Judging by the cascade of articles and comment from our current MSP in recent weeks, there is an election coming. Of course, communication from our elected representative at Holyrood is to be commended, but there needs to some quality in the quantity. And when I say quality, I mean truth. Surely, if we are to have the “positive campaign” she promised, that’s the least we all deserve?
Truth in politics is a bit like clay; it can be bent and shaped to construct whatever you want to say and in these days of ‘fake news’ it is all too easy to lose sight of what is right and what is wrong. Call me old-fashioned but this bending the truth is getting a little tiresome.
In her latest communication there is a claim that local mental health services have seen an increase of “4,600 per cent in waiting times for children’s mental health services”.
In truth this is a sensationalised figure, taken out of context during the middle of this terrible pandemic, and does not represent the bigger picture where NHS Shetland are meeting their targets.
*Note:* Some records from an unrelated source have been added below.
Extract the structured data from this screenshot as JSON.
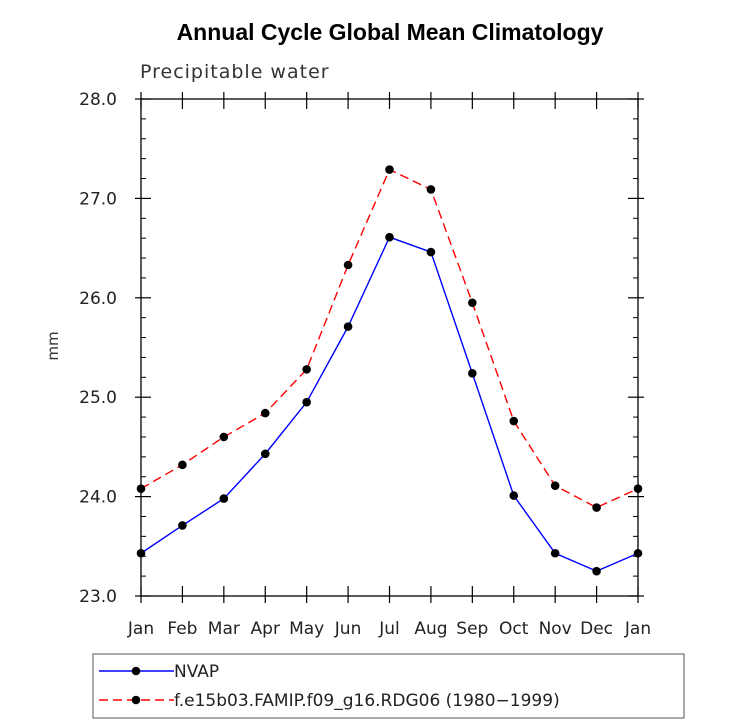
{
  "chart_data": {
    "type": "line",
    "title": "Annual Cycle Global Mean Climatology",
    "subtitle": "Precipitable water",
    "ylabel": "mm",
    "xlabel": "",
    "categories": [
      "Jan",
      "Feb",
      "Mar",
      "Apr",
      "May",
      "Jun",
      "Jul",
      "Aug",
      "Sep",
      "Oct",
      "Nov",
      "Dec",
      "Jan"
    ],
    "ylim": [
      23.0,
      28.0
    ],
    "yticks": [
      "23.0",
      "24.0",
      "25.0",
      "26.0",
      "27.0",
      "28.0"
    ],
    "grid": false,
    "legend_position": "bottom",
    "series": [
      {
        "name": "NVAP",
        "color": "#0000ff",
        "line_style": "solid",
        "marker": "dot",
        "values": [
          23.43,
          23.71,
          23.98,
          24.43,
          24.95,
          25.71,
          26.61,
          26.46,
          25.24,
          24.01,
          23.43,
          23.25,
          23.43
        ]
      },
      {
        "name": "f.e15b03.FAMIP.f09_g16.RDG06 (1980−1999)",
        "color": "#ff0000",
        "line_style": "dashed",
        "marker": "dot",
        "values": [
          24.08,
          24.32,
          24.6,
          24.84,
          25.28,
          26.33,
          27.29,
          27.09,
          25.95,
          24.76,
          24.11,
          23.89,
          24.08
        ]
      }
    ]
  }
}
But it looks good on an election address.
In fact, “prior to the pandemic access to CAMHS in Shetland was the best in Scotland” (Kathleen Carolan, director of nursing and acute services NHS Shetland, quoted in Shetland News on 10 February: https://www.shetnews.co.uk/2021/02/10/nhs-shetland-defends-mental-health-service-against-libdem-charge/).
We all know that resources are stretched at the moment but please spare a thought for the staff of mental health services who are doing their best in very trying circumstances, like many people in all walks of life these days.
I really do hope that this criticism of the system by the Liberal Democrats was not aimed at the people on the front line of a mental health crisis.
The Scottish Government is committed to delivering the support needed and have allocated an extra £120 million for mental health in the recent budget. This pandemic will affect more than just people who have contracted Covid-19 and therefore the SNP government will also invest nearly £10 million to speed up treatment in psychological therapies, such as counselling, for adults.
Of course we need to do much more to tackle mental health crisis: but talking down overstretched mental health workers at a time of national crisis does neither Beatrice nor her press office any credit.